The first week back to school
• Leave earlier than usual. Whether you are driving, or simply dropping off your kids at the bus stop, this will give you more flex time
• Consider working a shorter day on the first day back, so that you can pick them up earlier on the first day back, until they get used to the new routine.
• Establish a goodbye ritual. When its time to say goodbye to your child, give them a final hug, kiss, say goodbye, and talk about when you’ll see them next. Don’t just say “Goodbye!”, but bridge the
separation by talking about when you will see them next.

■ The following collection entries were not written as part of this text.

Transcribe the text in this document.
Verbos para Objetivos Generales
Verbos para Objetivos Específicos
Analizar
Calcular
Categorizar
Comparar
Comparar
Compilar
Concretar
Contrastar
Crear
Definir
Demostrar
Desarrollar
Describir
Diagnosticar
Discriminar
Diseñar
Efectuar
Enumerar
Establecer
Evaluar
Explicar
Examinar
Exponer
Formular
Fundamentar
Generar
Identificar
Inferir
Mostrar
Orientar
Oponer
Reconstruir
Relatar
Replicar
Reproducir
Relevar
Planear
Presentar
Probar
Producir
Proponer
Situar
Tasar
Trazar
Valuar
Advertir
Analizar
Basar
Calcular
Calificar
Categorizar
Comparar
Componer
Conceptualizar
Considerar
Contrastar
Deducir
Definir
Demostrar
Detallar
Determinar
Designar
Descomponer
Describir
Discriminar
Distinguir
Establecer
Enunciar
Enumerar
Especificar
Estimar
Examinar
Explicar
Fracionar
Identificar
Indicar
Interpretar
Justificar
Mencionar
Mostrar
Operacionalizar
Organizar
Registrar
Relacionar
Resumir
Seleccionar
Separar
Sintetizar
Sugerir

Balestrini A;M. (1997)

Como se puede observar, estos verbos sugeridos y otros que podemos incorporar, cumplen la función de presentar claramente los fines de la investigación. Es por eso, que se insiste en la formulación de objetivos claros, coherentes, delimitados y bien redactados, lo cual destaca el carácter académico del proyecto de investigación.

• Have you dropped off your child? Try to take some time just for yourself, whether it’s going for a walk, to the coffee shop, having tea with a friend, or just going home to nap. Breathe a sigh of relief and savor this time.
• Check in with your children about how the day went. If your child isn’t ready to talk, then ask them later when they are ready. You might ask: “How did your day go?” “How did it go with wearing your mask and keeping away from people and all that?” “What was hard, what was easy?”
• If they are sad, validate the sadness: “I can see you are feeling sad and it’s ok to cry. I’m going to miss you too.” Offer comfort like a hug or offering a tissue. Crying is good because it helps the brain by ridding our bodies of stress hormones.

This morning routine is all in the past for me.  I wish all parents the best of luck to you and your kids!